Com a política conhecida por "Obamacare", Barack Obama provocou a maior mudança nas questões sociais no país desde os anos 1960.

O ainda Presidente Obama fez ontem uma rara visita ao Congresso norte-americano para tentar defender a lei do sistema de saúde conhecida como “Obamacare”, aquela que será a principal marca da sua passagem pela Casa Branca. Reforçados pelas eleições, os republicanos estão empenhados em reverter estas e outras políticas recentes nos EUA.

No afã de repelir tudo o que cheire a presidência Obama, os republicanos podem estar a perder uma tremenda oportunidade: em vez de reformar uma lei que é boa e torná-la eficiente, ganhando com isso em credibilidade e seriedade, podem enterrar uma política que melhorou efectivamente a vida de 22 milhões de americanos.

Logo a seguir virão as políticas sociais que o Partido Democrata promoveu nos últimos anos.

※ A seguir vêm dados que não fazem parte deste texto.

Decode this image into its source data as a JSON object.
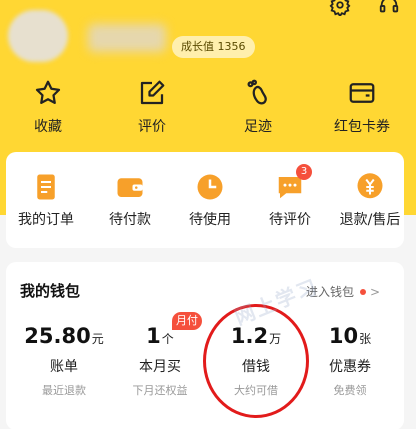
{
  "profile": {
    "growth_value": "成长值 1356"
  },
  "quick_actions": [
    {
      "label": "收藏",
      "icon": "star-icon"
    },
    {
      "label": "评价",
      "icon": "edit-icon"
    },
    {
      "label": "足迹",
      "icon": "footprint-icon"
    },
    {
      "label": "红包卡券",
      "icon": "coupon-wallet-icon"
    }
  ],
  "orders": [
    {
      "label": "我的订单",
      "icon": "order-list-icon"
    },
    {
      "label": "待付款",
      "icon": "wallet-icon"
    },
    {
      "label": "待使用",
      "icon": "clock-icon"
    },
    {
      "label": "待评价",
      "icon": "comment-icon",
      "badge": "3"
    },
    {
      "label": "退款/售后",
      "icon": "refund-icon"
    }
  ],
  "wallet": {
    "title": "我的钱包",
    "enter_label": "进入钱包",
    "chevron": ">",
    "month_tag": "月付",
    "watermark": "网上学习",
    "stats": [
      {
        "value": "25.80",
        "unit": "元",
        "label": "账单",
        "sub": "最近退款"
      },
      {
        "value": "1",
        "unit": "个",
        "label": "本月买",
        "sub": "下月还权益"
      },
      {
        "value": "1.2",
        "unit": "万",
        "label": "借钱",
        "sub": "大约可借"
      },
      {
        "value": "10",
        "unit": "张",
        "label": "优惠券",
        "sub": "免费领"
      }
    ]
  },
  "colors": {
    "header_bg": "#ffd733",
    "accent_orange": "#f7a02a",
    "badge_red": "#f5503c",
    "circle_red": "#e21b1b"
  }
}
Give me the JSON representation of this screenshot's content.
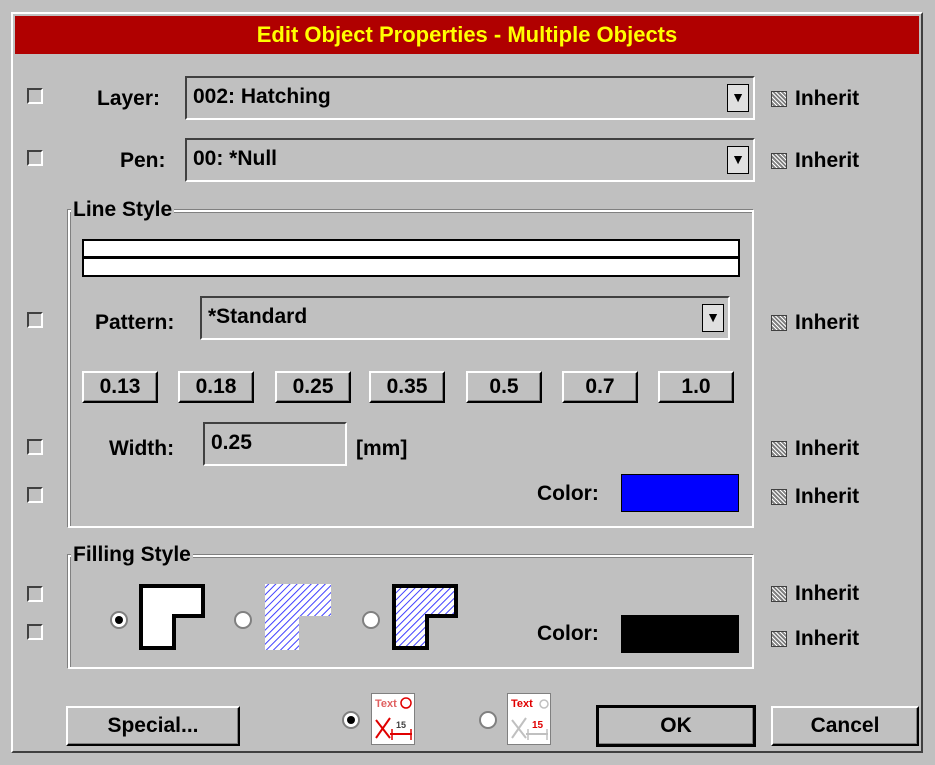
{
  "dialog": {
    "title": "Edit Object Properties - Multiple Objects"
  },
  "layer": {
    "label": "Layer:",
    "value": "002: Hatching"
  },
  "pen": {
    "label": "Pen:",
    "value": "00: *Null"
  },
  "inherit_label": "Inherit",
  "line_style": {
    "title": "Line Style",
    "pattern_label": "Pattern:",
    "pattern_value": "*Standard",
    "widths": [
      "0.13",
      "0.18",
      "0.25",
      "0.35",
      "0.5",
      "0.7",
      "1.0"
    ],
    "width_label": "Width:",
    "width_value": "0.25",
    "width_unit": "[mm]",
    "color_label": "Color:",
    "color_value": "#0000ff"
  },
  "filling_style": {
    "title": "Filling Style",
    "color_label": "Color:",
    "color_value": "#000000",
    "options": [
      "outline",
      "hatched",
      "hatched-outlined"
    ],
    "selected": "outline"
  },
  "buttons": {
    "special": "Special...",
    "ok": "OK",
    "cancel": "Cancel"
  },
  "text_mode": {
    "thumb_label": "Text",
    "dimension_value": "15",
    "selected_index": 0
  },
  "colors": {
    "title_bar": "#b00000",
    "title_text": "#ffff00"
  }
}
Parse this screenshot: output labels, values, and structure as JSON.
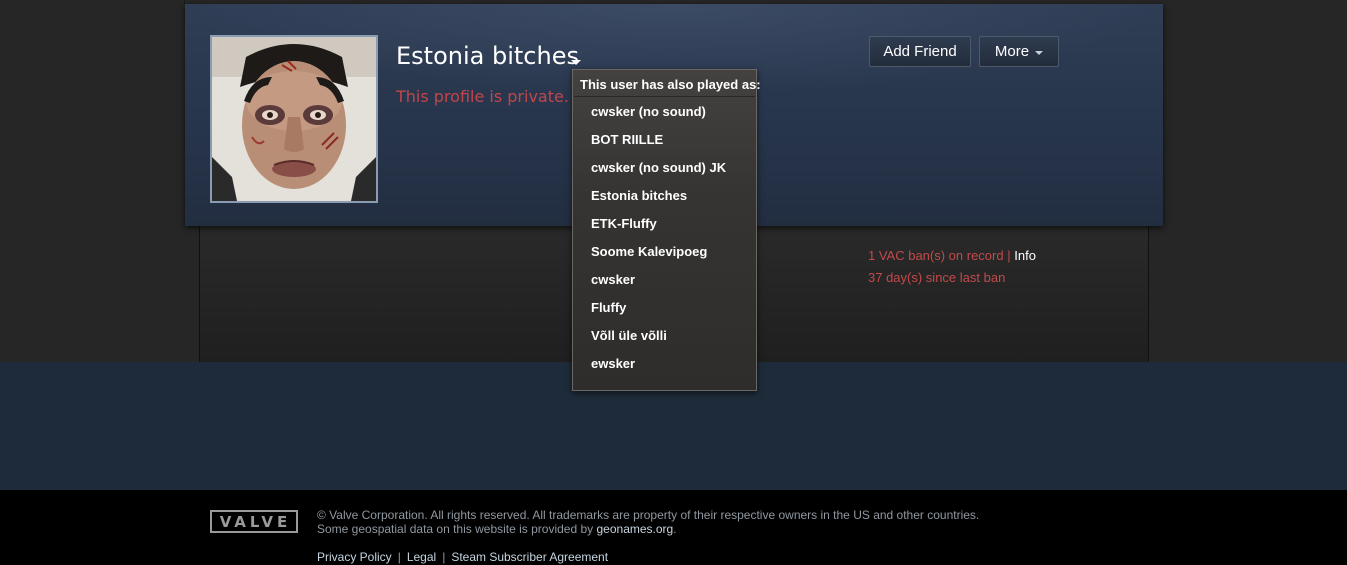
{
  "profile": {
    "persona_name": "Estonia bitches",
    "private_message": "This profile is private.",
    "avatar_icon": "user-avatar-image"
  },
  "header_actions": {
    "add_friend_label": "Add Friend",
    "more_label": "More"
  },
  "alias_dropdown": {
    "heading": "This user has also played as:",
    "aliases": [
      "cwsker (no sound)",
      "BOT RIILLE",
      "cwsker (no sound) JK",
      "Estonia bitches",
      "ETK-Fluffy",
      "Soome Kalevipoeg",
      "cwsker",
      "Fluffy",
      "Võll üle võlli",
      "ewsker"
    ]
  },
  "ban_status": {
    "vac_bans": "1 VAC ban(s) on record",
    "separator": "|",
    "info_link": "Info",
    "days_since": "37 day(s) since last ban"
  },
  "footer": {
    "logo_text": "VALVE",
    "copyright": "© Valve Corporation. All rights reserved. All trademarks are property of their respective owners in the US and other countries.",
    "geo_text": "Some geospatial data on this website is provided by ",
    "geo_link": "geonames.org",
    "geo_period": ".",
    "links": [
      "Privacy Policy",
      "Legal",
      "Steam Subscriber Agreement"
    ],
    "link_separator": "|"
  },
  "colors": {
    "header_blue": "#2f3d55",
    "private_red": "#c0464b",
    "ban_red": "#c24a4a",
    "page_lower": "#1e2b3a"
  }
}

Em cima da mesa está um vasto cenário de reformas que promete reverter tudo o que foram os últimos anos da presidência Obama. Os republicanos podem ter um presidente que é um corpo estranho ao partido, mas têm maioria nas duas câmaras e tencionam fazer uso disso para promover a sua agenda — e com ela concorrer aos próximos escrutínios. Esta versão conservadora da América pode, afinal, ser mais próxima dos eleitores.

Deixar um legado político não é fácil. Barack Obama concorreu ao primeiro mandato presidencial com a promessa de mudar os cuidados de saúde nos Estados Unidos e foi isso que fez. Com a política conhecida por “Obamacare” provocou a maior mudança nas questões sociais no país desde os anos 60. Foi eleito em parte por isso e foi reeleito também em parte pelo efeito que conseguiu.

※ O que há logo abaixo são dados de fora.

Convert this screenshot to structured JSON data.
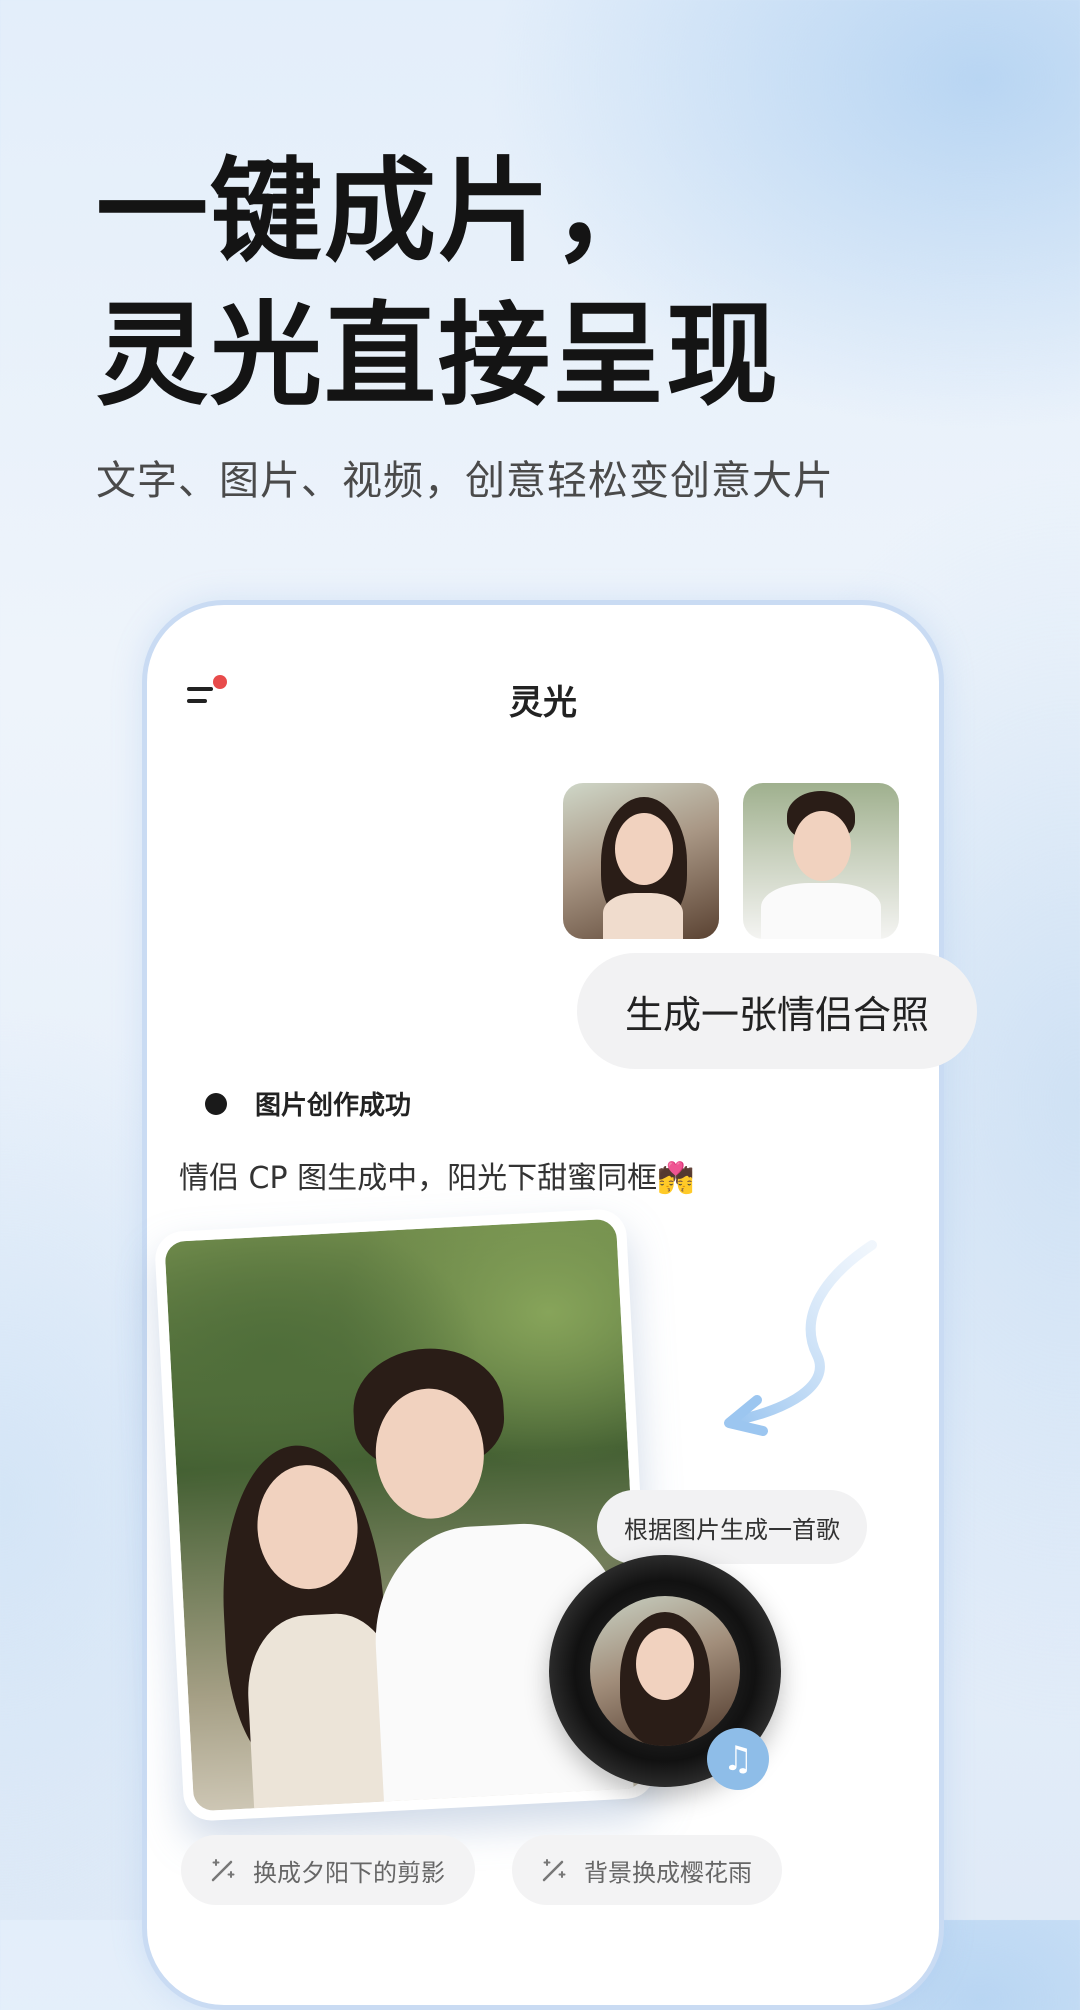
{
  "headline": {
    "line1": "一键成片，",
    "line2": "灵光直接呈现"
  },
  "subtitle": "文字、图片、视频，创意轻松变创意大片",
  "app": {
    "title": "灵光",
    "menu_icon": "menu-with-notification-dot-icon",
    "notification_color": "#e84b4b"
  },
  "chat": {
    "user_images": [
      "woman-portrait",
      "man-portrait"
    ],
    "user_message": "生成一张情侣合照",
    "status_text": "图片创作成功",
    "ai_text": "情侣 CP 图生成中，阳光下甜蜜同框💏",
    "song_suggestion": "根据图片生成一首歌",
    "music_icon": "music-note-icon",
    "suggestion_chips": [
      {
        "icon": "magic-wand-icon",
        "label": "换成夕阳下的剪影"
      },
      {
        "icon": "magic-wand-icon",
        "label": "背景换成樱花雨"
      }
    ]
  },
  "colors": {
    "accent": "#8ebde8",
    "phone_border": "#c9dbf3"
  }
}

Mas um segundo mandato hesitante acabou por retirar brilho aos anos Obama. Na geoestratégia os EUA contam com vários falhanços — começando com Guantánamo, continuando por Snowden e pela Síria e terminando na pirataria russa, o legado é infeliz quanto baste. Se em termos económicos Obama conseguiu recuperar das crises financeira e económica, em termos sociais ficou claro que governou para uma América que não é a dos eleitores. Por isso, o ainda Presidente está numa situação arriscada: se Trump for um fracasso, Obama pode ficar na história como o Presidente que se afastou dos eleitores e abriu caminho ao populismo. Se Trump for um êxito, e se as políticas de Obama forem definitivamente enterradas, terá sido apenas o primeiro Presidente negro da história dos EUA. Pouco para aquele que terá sido o político mais capaz de três gerações.